Communications networks offer increasingly sophisticated capabilities associated with the motion and/or position location sensing of a mobile device. New software applications, such as, for example, those related to personal productivity, collaborative communications, social networking, and/or data acquisition, may utilize motion and/or position sensors to provide new features and services to consumers. Moreover, some regulatory requirements of various jurisdictions may require a network operator to report the location of a mobile device when the mobile device places a call to an emergency service, such as a “911” call in the United States.

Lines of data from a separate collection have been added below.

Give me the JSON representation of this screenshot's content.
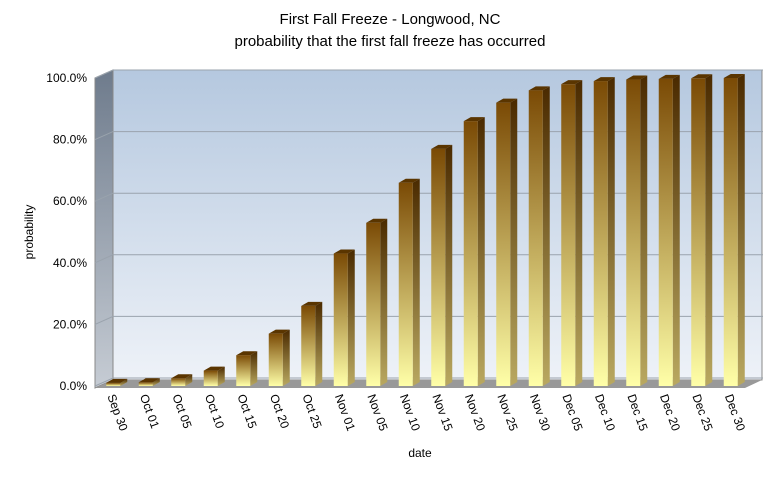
{
  "chart_data": {
    "type": "bar",
    "title": "First Fall Freeze  - Longwood,  NC",
    "subtitle": "probability  that  the  first fall freeze  has occurred",
    "x_label": "date",
    "y_label": "probability",
    "categories": [
      "Sep 30",
      "Oct 01",
      "Oct 05",
      "Oct 10",
      "Oct 15",
      "Oct 20",
      "Oct 25",
      "Nov 01",
      "Nov 05",
      "Nov 10",
      "Nov 15",
      "Nov 20",
      "Nov 25",
      "Nov 30",
      "Dec 05",
      "Dec 10",
      "Dec 15",
      "Dec 20",
      "Dec 25",
      "Dec 30"
    ],
    "values": [
      1,
      1.2,
      2.5,
      5,
      10,
      17,
      26,
      43,
      53,
      66,
      77,
      86,
      92,
      96,
      98,
      99,
      99.5,
      99.7,
      99.9,
      100
    ],
    "color": "#7a4a05",
    "ylim": [
      0,
      100
    ],
    "yticks": [
      {
        "value": 0,
        "label": "0.0%"
      },
      {
        "value": 20,
        "label": "20.0%"
      },
      {
        "value": 40,
        "label": "40.0%"
      },
      {
        "value": 60,
        "label": "60.0%"
      },
      {
        "value": 80,
        "label": "80.0%"
      },
      {
        "value": 100,
        "label": "100.0%"
      }
    ],
    "grid": true
  }
}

Such motion and/or position determination capabilities have conventionally been provided using Satellite Positioning Systems (SPS). SPS wireless technologies which may include, for example, the Global Positioning System (GPS) and/or a Global Navigation Satellite System (GNSS). A mobile device supporting SPS may obtain positioning signals as wireless transmissions received from one or more satellites equipped with transmitting devices. The positioning signal may be used by the mobile device to estimate geographic position and heading. Some mobile devices may additionally or alternatively obtain positioning signals as wireless transmissions received from terrestrial based transmitters to estimate geographic position and heading and/or include one or more inertial sensors (e.g., accelerometers, gyroscopes, compasses, etc.) to measure an inertial state of the mobile device. Inertial measurements obtained from these inertial sensors may be used in combination with SPS signals to provide estimates of geographic position and heading.
However, conventional methods for combining inertial measurements and SPS signals have thus far been insufficient to effectively reduce error or location uncertainty. Accordingly, new techniques are needed for improving the speed and accuracy of position sensing.